The Amelia Island affair was an episode in the history of Spanish Florida.

The Embargo Act (1807) and the abolition of the American slave trade (1808) made Amelia Island, on the coast of northeastern Florida under Spanish rule, a resort for smugglers with sometimes as many as 150 ships in its harbor. In June, 1817, Gregor MacGregor, a Scottish adventurer styling himself the "Brigadier General of the United Provinces of New Granada and Venezuela, and General-in-Chief of the Armies of the Two Floridas", came to Amelia Island. A peripatetic military adventurer, MacGregor, purportedly commissioned by Simón Bolívar, had raised funds and troops for a full-scale invasion of Florida, but squandered much of the money on luxuries. As word of his conduct in the South American independence wars reached the United States, many of the recruits in his invasion force deserted. Nonetheless, he overran the island with a small force, but left for Nassau in September.

Mexican insurgents' flag flown by privateer Louis Aury

His followers were soon joined by Louis-Michel Aury, formerly associated with MacGregor in South American adventures, and previously one of the leaders of a group of buccaneers on Galveston Island, Texas. After assuming control of Amelia, Aury created an administrative body called the "Supreme Council of the Floridas", while Pedro Gual Escandón and Vicente Pazos Kanki drew up a constitution, and invited all Florida to unite in throwing off the Spanish yoke. For the few months that Aury controlled Amelia Island, the flag of the revolutionary Republic of Mexico was flown. This was the flag of his supposed clients who were still fighting the Spanish in their war for independence at the time. The United States, which had plans to annex the peninsula, sent a naval force which captured Amelia Island on December 23, 1817.

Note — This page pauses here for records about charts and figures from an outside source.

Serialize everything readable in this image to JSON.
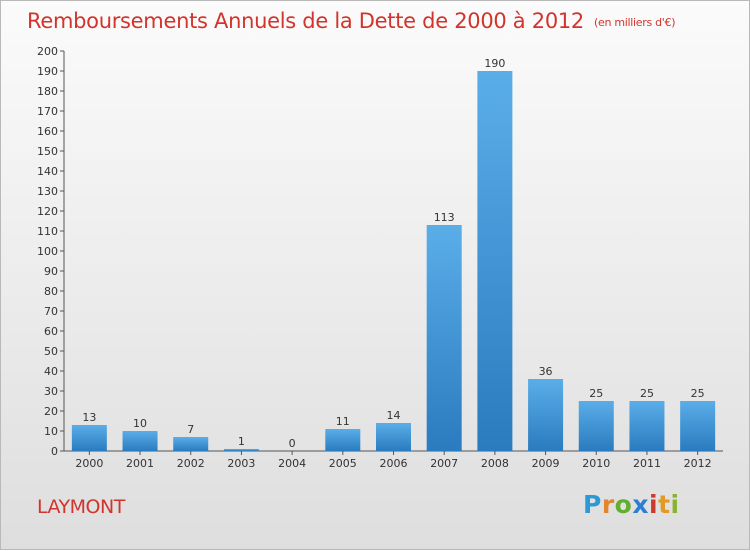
{
  "header": {
    "title": "Remboursements Annuels de la Dette de 2000 à 2012",
    "unit": "(en milliers d'€)"
  },
  "footer": {
    "place": "LAYMONT",
    "logo": {
      "p": "P",
      "r": "r",
      "o": "o",
      "x": "x",
      "i": "i",
      "t": "t",
      "i2": "i"
    }
  },
  "colors": {
    "title": "#d1342c",
    "bar_light": "#5aaee8",
    "bar_dark": "#2a7bbf"
  },
  "chart_data": {
    "type": "bar",
    "title": "Remboursements Annuels de la Dette de 2000 à 2012",
    "xlabel": "",
    "ylabel": "",
    "categories": [
      "2000",
      "2001",
      "2002",
      "2003",
      "2004",
      "2005",
      "2006",
      "2007",
      "2008",
      "2009",
      "2010",
      "2011",
      "2012"
    ],
    "values": [
      13,
      10,
      7,
      1,
      0,
      11,
      14,
      113,
      190,
      36,
      25,
      25,
      25
    ],
    "ylim": [
      0,
      200
    ],
    "ytick_step": 10,
    "grid": false
  }
}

Amelia Island was viewed by the U.S. as a "colony of pirates and slave traders" who were prone to violating the 1808 Prohibition on the Importation of Slaves.In his December 2, 1817, message to the 15th United States Congress, President James Monroe described the affair as "a mere private, unauthorized adventure":
Projected and commenced with an incompetent force, reliance seems to have been placed on what might be drawn, in defiance of our laws, from within our limits; and of late, as their resources have failed, it has assumed a more marked character of unfriendliness to us; the island being made a channel for the illicit introduction of slaves from Africa, into the United States, an asylum for fugitive slaves from the neighboring states, and a port for smuggling of every kind.